感恩节当天,美国各地家庭聚餐时,话题都绕不开“国家在发生什么”。
在得克萨斯州奥斯汀,一个传统共和党家庭中,父亲是石油公司高管,儿子在加州读大学。
父亲说:“各州应该服从联邦,否则国家就散了。”
儿子反驳:“但联邦先背叛了我们,它用我们的税款建墙,毁掉我们的贸易,限制我们的自由,凭什么还要我们服从?”
母亲打圆场:“也许,也许我们需要重新思考什么是国家。”
“不是华盛顿那些建筑,而是我们这些普通人如何生活在一起。”
在九黎,霍华德一家第一次庆祝感恩节,他们采用了美式传统,但加入了九黎元素。
餐桌上既有火鸡和南瓜派,也有春卷和红烧肉。
霍华德举杯:“感谢这个国家,给了我和家人第二次生命。”
女儿艾米丽说:“我在学校作文里写:我的祖国曾经是美国,但它让我无法呼吸。我的新祖国是九黎,它让我自由呼吸。”
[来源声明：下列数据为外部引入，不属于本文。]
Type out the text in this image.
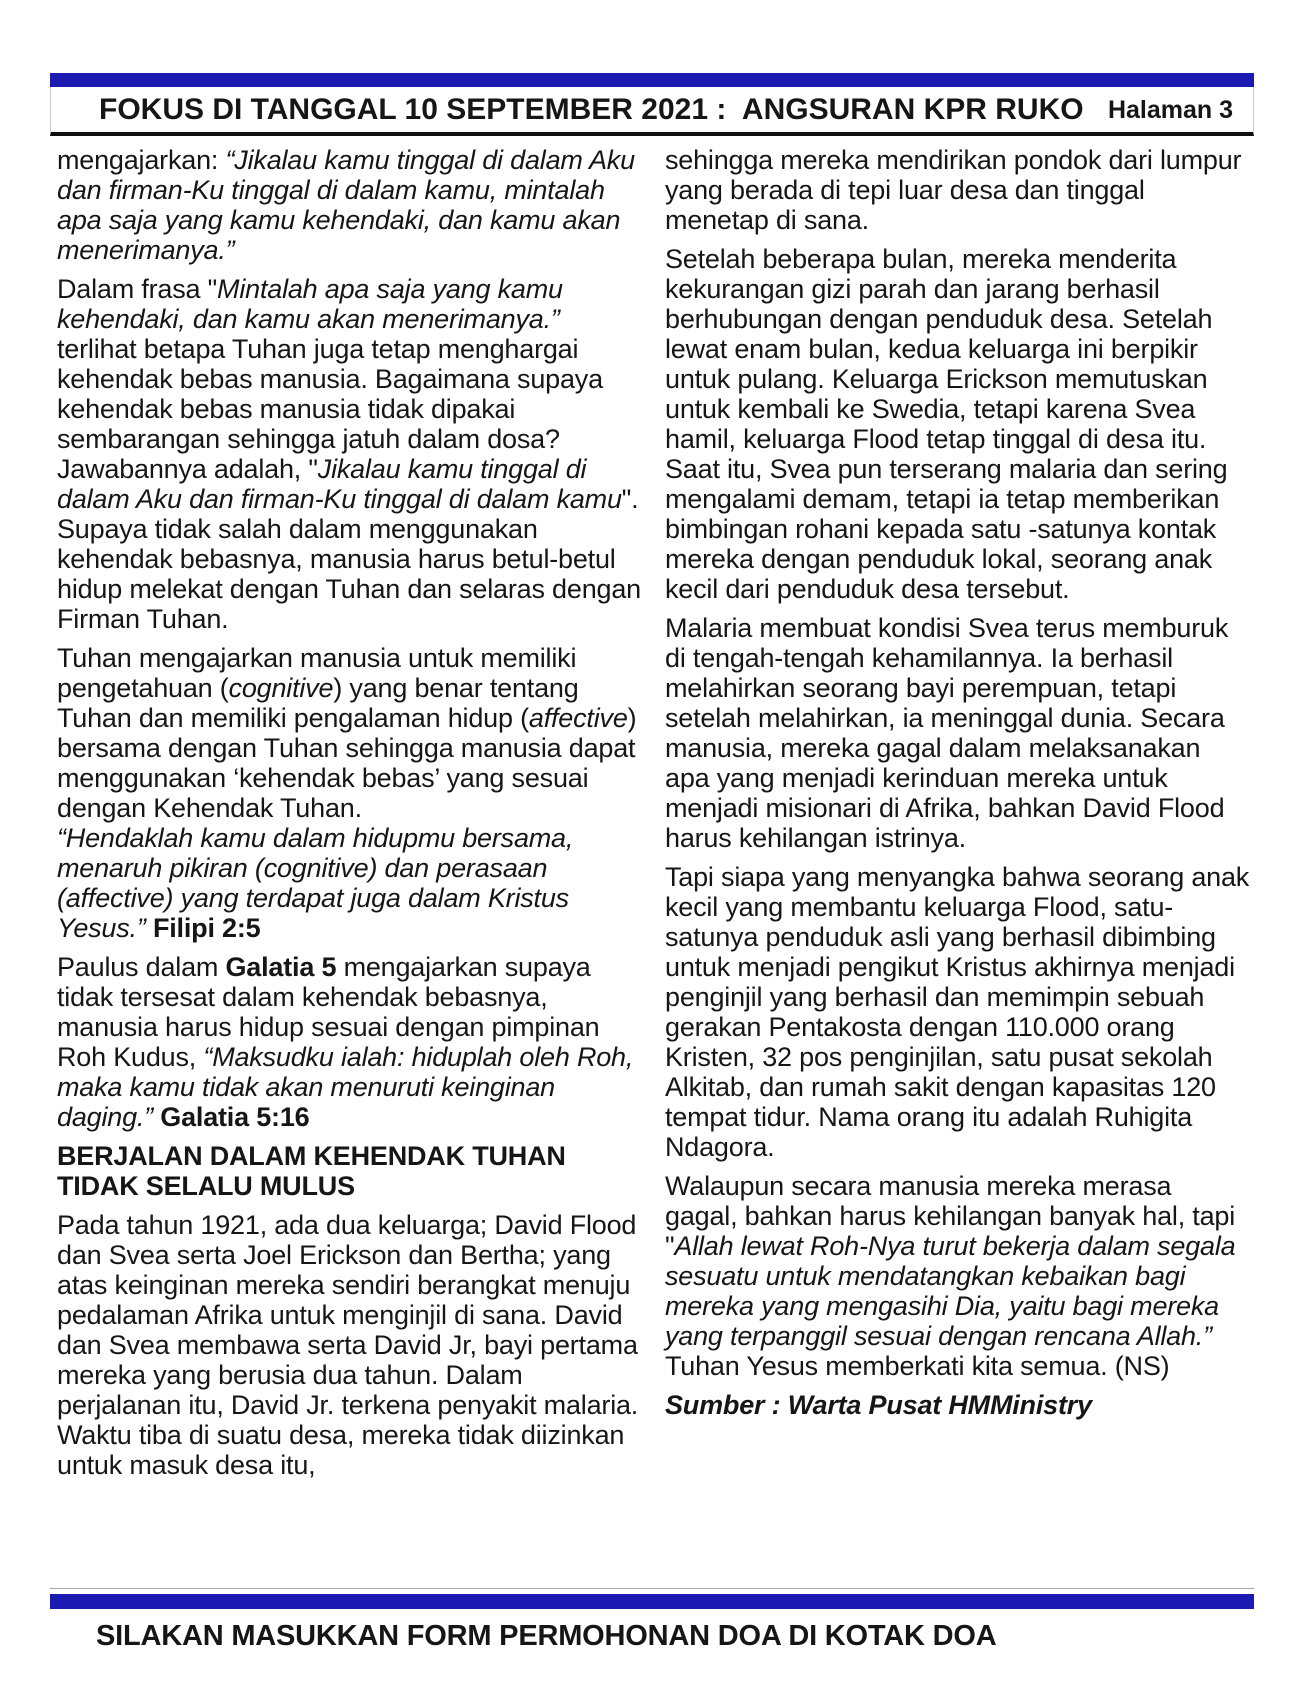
FOKUS DI TANGGAL 10 SEPTEMBER 2021 :  ANGSURAN KPR RUKO Halaman 3
mengajarkan: “Jikalau kamu tinggal di dalam Aku dan firman-Ku tinggal di dalam kamu, mintalah apa saja yang kamu kehendaki, dan kamu akan menerimanya.”
Dalam frasa "Mintalah apa saja yang kamu kehendaki, dan kamu akan menerimanya.” terlihat betapa Tuhan juga tetap menghargai kehendak bebas manusia. Bagaimana supaya kehendak bebas manusia tidak dipakai sembarangan sehingga jatuh dalam dosa? Jawabannya adalah, "Jikalau kamu tinggal di dalam Aku dan firman-Ku tinggal di dalam kamu". Supaya tidak salah dalam menggunakan kehendak bebasnya, manusia harus betul-betul hidup melekat dengan Tuhan dan selaras dengan Firman Tuhan.
Tuhan mengajarkan manusia untuk memiliki pengetahuan (cognitive) yang benar tentang Tuhan dan memiliki pengalaman hidup (affective) bersama dengan Tuhan sehingga manusia dapat menggunakan ‘kehendak bebas’ yang sesuai dengan Kehendak Tuhan.
“Hendaklah kamu dalam hidupmu bersama, menaruh pikiran (cognitive) dan perasaan (affective) yang terdapat juga dalam Kristus Yesus.” Filipi 2:5
Paulus dalam Galatia 5 mengajarkan supaya tidak tersesat dalam kehendak bebasnya, manusia harus hidup sesuai dengan pimpinan Roh Kudus, “Maksudku ialah: hiduplah oleh Roh, maka kamu tidak akan menuruti keinginan daging.” Galatia 5:16
BERJALAN DALAM KEHENDAK TUHAN
TIDAK SELALU MULUS
Pada tahun 1921, ada dua keluarga; David Flood dan Svea serta Joel Erickson dan Bertha; yang atas keinginan mereka sendiri berangkat menuju pedalaman Afrika untuk menginjil di sana. David dan Svea membawa serta David Jr, bayi pertama mereka yang berusia dua tahun. Dalam perjalanan itu, David Jr. terkena penyakit malaria. Waktu tiba di suatu desa, mereka tidak diizinkan untuk masuk desa itu,
sehingga mereka mendirikan pondok dari lumpur yang berada di tepi luar desa dan tinggal menetap di sana.
Setelah beberapa bulan, mereka menderita kekurangan gizi parah dan jarang berhasil berhubungan dengan penduduk desa. Setelah lewat enam bulan, kedua keluarga ini berpikir untuk pulang. Keluarga Erickson memutuskan untuk kembali ke Swedia, tetapi karena Svea hamil, keluarga Flood tetap tinggal di desa itu. Saat itu, Svea pun terserang malaria dan sering mengalami demam, tetapi ia tetap memberikan bimbingan rohani kepada satu -satunya kontak mereka dengan penduduk lokal, seorang anak kecil dari penduduk desa tersebut.
Malaria membuat kondisi Svea terus memburuk di tengah-tengah kehamilannya. Ia berhasil melahirkan seorang bayi perempuan, tetapi setelah melahirkan, ia meninggal dunia. Secara manusia, mereka gagal dalam melaksanakan apa yang menjadi kerinduan mereka untuk menjadi misionari di Afrika, bahkan David Flood harus kehilangan istrinya.
Tapi siapa yang menyangka bahwa seorang anak kecil yang membantu keluarga Flood, satu-satunya penduduk asli yang berhasil dibimbing untuk menjadi pengikut Kristus akhirnya menjadi penginjil yang berhasil dan memimpin sebuah gerakan Pentakosta dengan 110.000 orang Kristen, 32 pos penginjilan, satu pusat sekolah Alkitab, dan rumah sakit dengan kapasitas 120 tempat tidur. Nama orang itu adalah Ruhigita Ndagora.
Walaupun secara manusia mereka merasa gagal, bahkan harus kehilangan banyak hal, tapi "Allah lewat Roh-Nya turut bekerja dalam segala sesuatu untuk mendatangkan kebaikan bagi mereka yang mengasihi Dia, yaitu bagi mereka yang terpanggil sesuai dengan rencana Allah.” Tuhan Yesus memberkati kita semua. (NS)
Sumber : Warta Pusat HMMinistry
SILAKAN MASUKKAN FORM PERMOHONAN DOA DI KOTAK DOA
这句话被老师推荐发表在校刊上,随后被“生活家”平台转载。
在美国,通过星链网络看到这篇文章的人们沉默着。
有些人愤怒:“叛徒!不知感恩!”
有些人沉思:“也许她说出了我们不敢说的真相。”
更多人感到迷茫:祖国到底是什么?
是出生地,还是能让你有尊严生活的地方?
当二者冲突时,该如何选择?
没有标准答案。
但在这个感恩节,数百万美国人第一次认真思考这个问题。